EMPLOI / SOCIETE

20 ans d’insertion des jeunes

Le Céreq vient de faire le point sur 20 ans d’insertion professionnelle des jeunes : entre permanences et évolutions. Un document passionnant dont on peut tirer un grand nombre de conclusions sachant que les « sortants » de 1998 sont les seuls à avoir bénéficié d’une conjoncture particulièrement favorable tandis que la dernière cohorte étudiée, celle de 2010, vit de plein fouet la récession économique qui se répercute par un temps de chômage plus long et des embauches davantage précaires.

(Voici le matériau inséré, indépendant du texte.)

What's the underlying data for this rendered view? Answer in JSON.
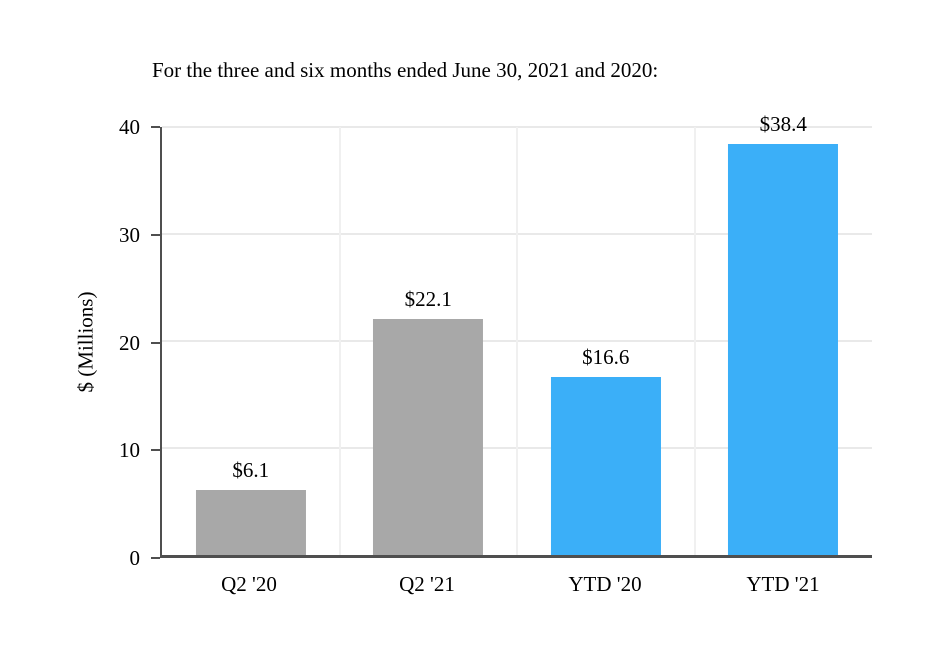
{
  "chart_data": {
    "type": "bar",
    "title": "For the three and six months ended June 30, 2021 and 2020:",
    "categories": [
      "Q2 '20",
      "Q2 '21",
      "YTD '20",
      "YTD '21"
    ],
    "values": [
      6.1,
      22.1,
      16.6,
      38.4
    ],
    "labels": [
      "$6.1",
      "$22.1",
      "$16.6",
      "$38.4"
    ],
    "bar_colors": [
      "#a8a8a8",
      "#a8a8a8",
      "#3baff8",
      "#3baff8"
    ],
    "xlabel": "",
    "ylabel": "$ (Millions)",
    "ylim": [
      0,
      40
    ],
    "yticks": [
      0,
      10,
      20,
      30,
      40
    ],
    "grid": true,
    "legend": "none",
    "gridline_color": "#e9e9e9",
    "axis_color": "#4f4f4f",
    "background_color": "#ffffff"
  }
}
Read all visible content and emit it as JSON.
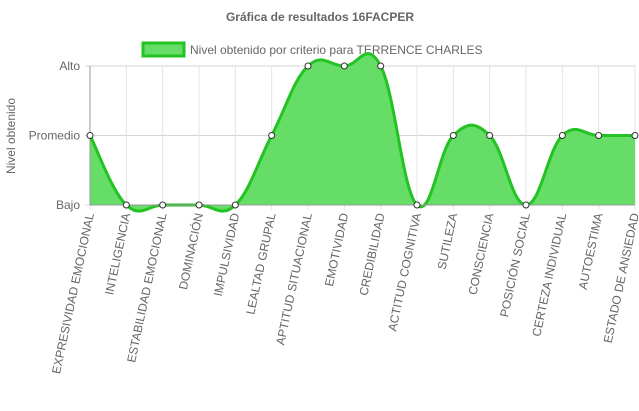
{
  "chart_data": {
    "type": "area",
    "title": "Gráfica de resultados 16FACPER",
    "xlabel": "",
    "ylabel": "Nivel obtenido",
    "y_levels": [
      "Bajo",
      "Promedio",
      "Alto"
    ],
    "ylim": [
      0,
      2
    ],
    "grid": true,
    "legend_position": "top",
    "categories": [
      "EXPRESIVIDAD EMOCIONAL",
      "INTELIGENCIA",
      "ESTABILIDAD EMOCIONAL",
      "DOMINACIÓN",
      "IMPULSIVIDAD",
      "LEALTAD GRUPAL",
      "APTITUD SITUACIONAL",
      "EMOTIVIDAD",
      "CREDIBILIDAD",
      "ACTITUD COGNITIVA",
      "SUTILEZA",
      "CONSCIENCIA",
      "POSICIÓN SOCIAL",
      "CERTEZA INDIVIDUAL",
      "AUTOESTIMA",
      "ESTADO DE ANSIEDAD"
    ],
    "series": [
      {
        "name": "Nivel obtenido por criterio para TERRENCE CHARLES",
        "values": [
          1,
          0,
          0,
          0,
          0,
          1,
          2,
          2,
          2,
          0,
          1,
          1,
          0,
          1,
          1,
          1
        ],
        "line_color": "#22c322",
        "fill_color": "#66dd66"
      }
    ]
  }
}
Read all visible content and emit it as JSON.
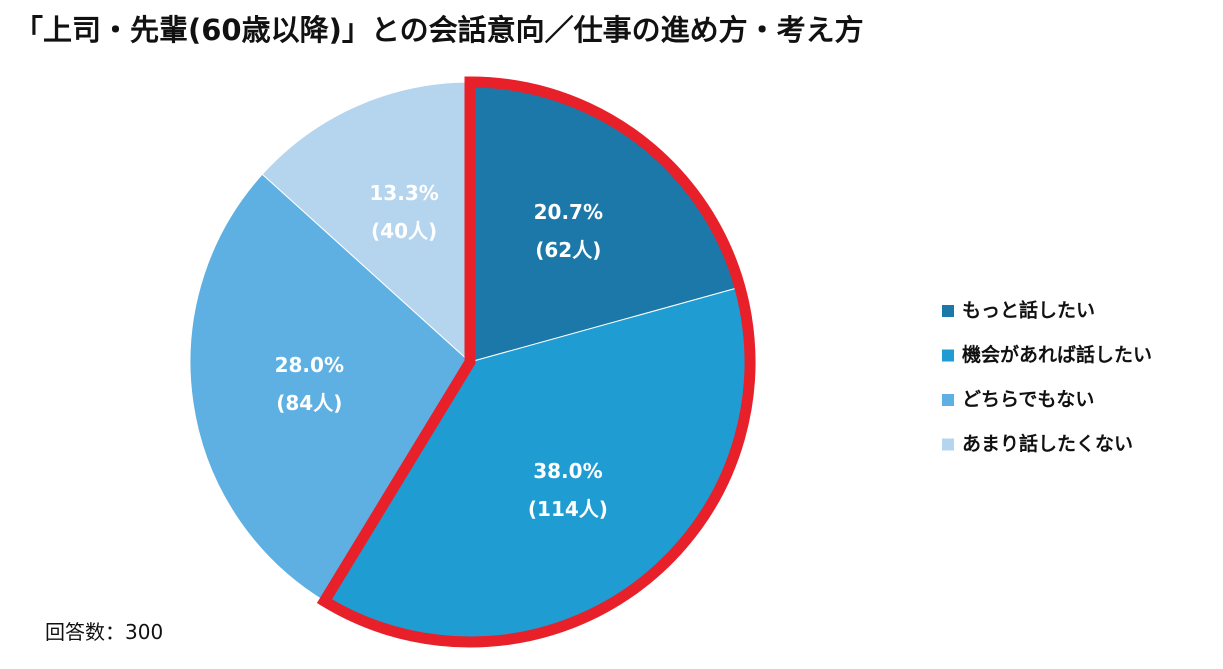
{
  "chart_data": {
    "type": "pie",
    "title": "「上司・先輩(60歳以降)」との会話意向／仕事の進め方・考え方",
    "categories": [
      "もっと話したい",
      "機会があれば話したい",
      "どちらでもない",
      "あまり話したくない"
    ],
    "values": [
      20.7,
      38.0,
      28.0,
      13.3
    ],
    "value_labels": [
      "20.7%",
      "38.0%",
      "28.0%",
      "13.3%"
    ],
    "counts": [
      62,
      114,
      84,
      40
    ],
    "count_labels": [
      "(62人)",
      "(114人)",
      "(84人)",
      "(40人)"
    ],
    "colors": [
      "#1b78a9",
      "#1f9cd2",
      "#5eb0e2",
      "#b5d5ee"
    ],
    "highlight": [
      0,
      1
    ],
    "highlight_color": "#e8202a",
    "total_label": "回答数：",
    "total": 300
  }
}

Mieux vaut être alsacien que Picard. Quatre régions (Alsace, Île-de-France, Rhône-Alpes et Franche-Comté) se signalent depuis 20 ans  pour leur accès plus rapide des jeunes à l’emploi. Un deuxième groupe de régions, centrées plutôt sur l’Ouest (Midi-Pyrénées, Pays-de-la-Loire, Auvergne, Bretagne, Aquitaine, Poitou-Charentes, Basse-Normandie et Centre-Val-de-Loire) se singularise par la progression du temps passé en emploi à durée indéterminée (EDI) chez les jeunes entre les deux périodes, alors même qu’elle diminue au niveau national. À l’opposé, neuf régions (Languedoc-Roussillon, Champagne-Ardenne, Nord-Pas-de-Calais Picardie, Haute-Normandie, Limousin, PACA, Lorraine et Bourgogne) ont les temps de chômage les plus élevés pour la génération 2010 : jusqu’à 28,5 % en Picardie, soit 10 points de plus en moyenne que dans les régions connaissant les processus d’insertion les plus favorables

 

Sur-chômage des jeunes : une « erreur d’optique ». C’est un paradoxe qu’expliquent très bien les experts du Céreq : si pour les 15-24 ans, le taux de chômage était en 2016 de 24,1% en moyenne, la proportion de chômeurs parmi l’ensemble des 15-24 ans n’était que de 9%… Une « erreur d’optique » classique qui confond « taux de chômeurs parmi les jeunes qui cherchent un emploi » et « taux de chômeurs parmi les jeune » en obérant le fait que, très logiquement, la plus grande partie d’entre eux font des études à cet âge-là et que le taux de chômage ne concerne donc que la minorité en recherche d’emploi. Qui plus est moins qualifiée et donc plus sujette au chômage…

Des trajectoires d’insertion dégradées. 40% des débutants accédaient rapidement à des statuts à durée indéterminée au sein de la génération 1998, seulement 32% au sein de la génération 2010. Logiquement la part des débutants qui accèdent à un CDI après des CDD passe dans le même temps de 11% à 15%. Globalement les parcours menant plus ou moins rapidement à un CDI concernent 62% des débutants au sein de la génération 2010, soit dix points de moins que pour la génération 1998. S’y ajoute un groupe en reprise d’études également en fort progression : de 7% d’une génération il est passé à 12% en 20 ans. Restent un peu plus d’un quart de la population pour lequel l’accès à l’emploi est « sporadique ».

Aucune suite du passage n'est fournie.